Paper No. 288-4
Presentation Time: 8:45 AM
FURTHER EVIDENCE FOR A LONG-LIVED ORDOVICIAN ICEHOUSE CLIMATE SUGGESTS ALTERNATIVE KILL MECHANISMS FOR THE END-ORDOVICIAN MASS EXTINCTIONS
The emerging paradigm of a long-lived “Early Paleozoic Icehouse” challenges the notion of a dominantly greenhouse climate for much of the Ordovician. Extended cooling throughout most of the Ordovician can be demonstrated using data-numerical model comparisons. The data here consist of graptolite spatial distribution patterns, extracted from the CONOP stratigraphical database, that show a stepped retreat of these planktonic organisms from polar regions during the Ordovician, with key shifts in the mid-Floian and the Katian. We interpret this as the migration of an essentially warm-adapted fauna responding to a cooling climate. Our Earth system model has an innovative coupling method between ocean, atmosphere and land-ice and shows the emergence of the ice sheet happened in two pulses: as we lower pCO2 in the model runs, the continental ice sheet suddenly expands to the mid-latitudes (≈45°S) and global temperature decreases by 3.9°C (from 23.9°C at 16 PAL to 20.0°C at 12 PAL).
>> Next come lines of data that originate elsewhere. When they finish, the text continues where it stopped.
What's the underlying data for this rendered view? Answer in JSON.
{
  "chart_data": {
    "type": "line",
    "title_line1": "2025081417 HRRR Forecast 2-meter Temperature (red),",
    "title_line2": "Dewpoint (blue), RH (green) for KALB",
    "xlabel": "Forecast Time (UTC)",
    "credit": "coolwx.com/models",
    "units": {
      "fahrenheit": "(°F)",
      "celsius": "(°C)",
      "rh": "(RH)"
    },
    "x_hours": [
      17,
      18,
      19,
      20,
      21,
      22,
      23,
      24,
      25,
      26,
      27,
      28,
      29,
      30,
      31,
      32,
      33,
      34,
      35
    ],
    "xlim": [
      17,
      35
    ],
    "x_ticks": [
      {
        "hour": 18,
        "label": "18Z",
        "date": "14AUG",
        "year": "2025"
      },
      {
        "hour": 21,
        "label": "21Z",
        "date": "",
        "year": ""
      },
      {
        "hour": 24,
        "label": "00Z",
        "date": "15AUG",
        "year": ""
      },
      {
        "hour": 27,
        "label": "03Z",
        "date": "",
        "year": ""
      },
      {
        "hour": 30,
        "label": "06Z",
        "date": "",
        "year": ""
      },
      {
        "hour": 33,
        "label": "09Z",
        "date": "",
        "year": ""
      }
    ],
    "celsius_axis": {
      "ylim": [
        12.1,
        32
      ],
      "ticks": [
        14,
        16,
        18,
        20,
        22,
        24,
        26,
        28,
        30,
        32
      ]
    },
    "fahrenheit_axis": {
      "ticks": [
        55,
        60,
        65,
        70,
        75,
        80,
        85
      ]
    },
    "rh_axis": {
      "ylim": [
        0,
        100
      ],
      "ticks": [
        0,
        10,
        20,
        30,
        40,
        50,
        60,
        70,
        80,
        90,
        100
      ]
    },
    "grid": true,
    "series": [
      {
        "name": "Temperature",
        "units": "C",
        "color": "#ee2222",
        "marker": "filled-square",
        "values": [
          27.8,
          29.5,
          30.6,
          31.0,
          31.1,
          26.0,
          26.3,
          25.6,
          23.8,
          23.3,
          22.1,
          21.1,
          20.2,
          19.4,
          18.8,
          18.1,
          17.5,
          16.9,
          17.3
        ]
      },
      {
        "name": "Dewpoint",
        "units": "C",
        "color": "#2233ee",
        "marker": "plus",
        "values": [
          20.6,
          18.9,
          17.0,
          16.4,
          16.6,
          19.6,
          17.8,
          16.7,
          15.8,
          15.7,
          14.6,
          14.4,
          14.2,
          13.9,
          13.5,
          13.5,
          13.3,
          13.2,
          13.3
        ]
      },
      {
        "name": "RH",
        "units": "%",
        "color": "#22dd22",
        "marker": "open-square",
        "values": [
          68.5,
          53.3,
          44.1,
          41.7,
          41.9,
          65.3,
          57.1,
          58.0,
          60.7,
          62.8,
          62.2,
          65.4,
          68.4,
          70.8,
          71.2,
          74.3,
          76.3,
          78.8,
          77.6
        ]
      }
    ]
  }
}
During a later second phase, sea surface temperatures dropped steeply (by c. 8°C in the tropics), the land-ice reached 30°S, and sea-ice extended to 45ºS. Comparing our model to new and published data, glacial onset may have occurred during the Mid Ordovician or even earlier. The second step in ice-sheet growth represents the Hirnantian glacial maximum. Prolonged cooling throughout the Ordovician, signaled both by the graptolite and model data, questions the notion of severe cooling as the key trigger for the Hirnantian mass extinction event. Although we here re-emphasize significant and sudden drops in global temperature during the Hirnantian, high-resolution analyses of the near field stratigraphic record have shown that these do not align with the main faunal turnovers. An alternative kill-mechanism for the mass extinction (supported by data presented in parallel), is likely related to changing oceanic redox conditions.